# 1965 Front Brake COnversion



## BajaGTO (Aug 27, 2005)

I want to convert my front brakes from power drums to power discs. I have found a conversion kit that includes the spindles, rotors, calipers and a few extras (bearings, etc.).

My question is, what master cylinder should I use? I am considering switching out the stock single master for a dual master. I am assuming that I can do without a proportioning valve and just go with a dual master cylinder off of a GM car that had front discs and rear drums.

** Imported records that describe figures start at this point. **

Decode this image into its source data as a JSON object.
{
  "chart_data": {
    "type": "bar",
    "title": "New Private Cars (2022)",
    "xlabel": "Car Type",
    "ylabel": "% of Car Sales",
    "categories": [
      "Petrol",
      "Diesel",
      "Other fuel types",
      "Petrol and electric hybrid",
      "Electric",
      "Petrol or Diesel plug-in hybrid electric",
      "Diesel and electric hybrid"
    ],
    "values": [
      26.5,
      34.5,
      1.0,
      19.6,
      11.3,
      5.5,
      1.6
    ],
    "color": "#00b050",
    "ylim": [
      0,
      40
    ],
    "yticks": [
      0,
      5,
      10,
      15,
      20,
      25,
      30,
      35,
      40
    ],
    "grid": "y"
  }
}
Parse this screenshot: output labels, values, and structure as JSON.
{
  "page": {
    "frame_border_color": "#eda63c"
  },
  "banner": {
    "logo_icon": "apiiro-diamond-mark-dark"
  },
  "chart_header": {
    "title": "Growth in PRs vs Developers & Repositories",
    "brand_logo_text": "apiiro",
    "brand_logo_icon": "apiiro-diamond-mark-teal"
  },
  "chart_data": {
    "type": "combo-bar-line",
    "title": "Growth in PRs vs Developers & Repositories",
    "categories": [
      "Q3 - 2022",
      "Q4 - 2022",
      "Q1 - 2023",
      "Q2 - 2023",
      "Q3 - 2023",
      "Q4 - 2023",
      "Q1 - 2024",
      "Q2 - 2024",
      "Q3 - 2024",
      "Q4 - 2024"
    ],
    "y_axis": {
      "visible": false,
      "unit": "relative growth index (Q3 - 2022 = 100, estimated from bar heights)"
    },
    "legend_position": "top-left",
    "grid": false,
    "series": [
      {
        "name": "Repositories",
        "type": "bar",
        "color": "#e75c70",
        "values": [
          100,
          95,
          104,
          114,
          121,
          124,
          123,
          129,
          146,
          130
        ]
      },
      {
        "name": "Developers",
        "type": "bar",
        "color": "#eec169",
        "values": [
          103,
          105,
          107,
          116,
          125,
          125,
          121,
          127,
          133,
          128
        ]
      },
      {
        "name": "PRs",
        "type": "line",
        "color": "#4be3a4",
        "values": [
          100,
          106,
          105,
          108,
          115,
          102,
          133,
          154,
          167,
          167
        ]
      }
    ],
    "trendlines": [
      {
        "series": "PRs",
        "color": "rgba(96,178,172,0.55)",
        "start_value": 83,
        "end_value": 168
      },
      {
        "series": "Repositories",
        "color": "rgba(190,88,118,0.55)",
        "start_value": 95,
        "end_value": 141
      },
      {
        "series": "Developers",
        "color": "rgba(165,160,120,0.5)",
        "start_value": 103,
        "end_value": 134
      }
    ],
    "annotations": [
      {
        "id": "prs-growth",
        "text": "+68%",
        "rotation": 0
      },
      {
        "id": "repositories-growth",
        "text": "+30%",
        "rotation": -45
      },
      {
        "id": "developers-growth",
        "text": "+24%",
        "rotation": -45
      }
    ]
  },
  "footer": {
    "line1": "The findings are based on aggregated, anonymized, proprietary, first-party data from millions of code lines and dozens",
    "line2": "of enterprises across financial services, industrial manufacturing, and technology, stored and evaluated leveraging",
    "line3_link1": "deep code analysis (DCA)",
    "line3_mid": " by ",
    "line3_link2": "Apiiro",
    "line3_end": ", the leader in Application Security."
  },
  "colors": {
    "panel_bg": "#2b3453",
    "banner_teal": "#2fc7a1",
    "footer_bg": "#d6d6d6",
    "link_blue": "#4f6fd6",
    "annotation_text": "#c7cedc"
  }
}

Is this assumption correct? If so, what master cylinder should I look for?

Thanks,

Ted


----------



## red68gto-Joe (Mar 10, 2006)

I am researching doing the same thing to my 68 coupe. You do need a proportionong valve in addition to the dual master cylinder so 70% of the effort goes to the front brakes. Be careful how you do this. I suggest buying a kit with all the parts. They are readily available from a few sources. Do a Google search.

Joe


----------



## BajaGTO (Aug 27, 2005)

I found a place that sells all of the parts except the master cylinder (including the proportioning valve). I was just hoping that someone on here would be able to help me out.


----------



## red68gto-Joe (Mar 10, 2006)

Ames Performance (amesperf.com) and Direct Fit Brakes (dfbrakes.com) sell all the components that you need as a kit. Some kits have power boosters and master cylinders that look just like a Delco unit and some do not. I hope this helps.


----------



## SANDU002 (Oct 13, 2004)

I got my brake kit from stainlesssteelbrakes.com Everything I needed was there.


----------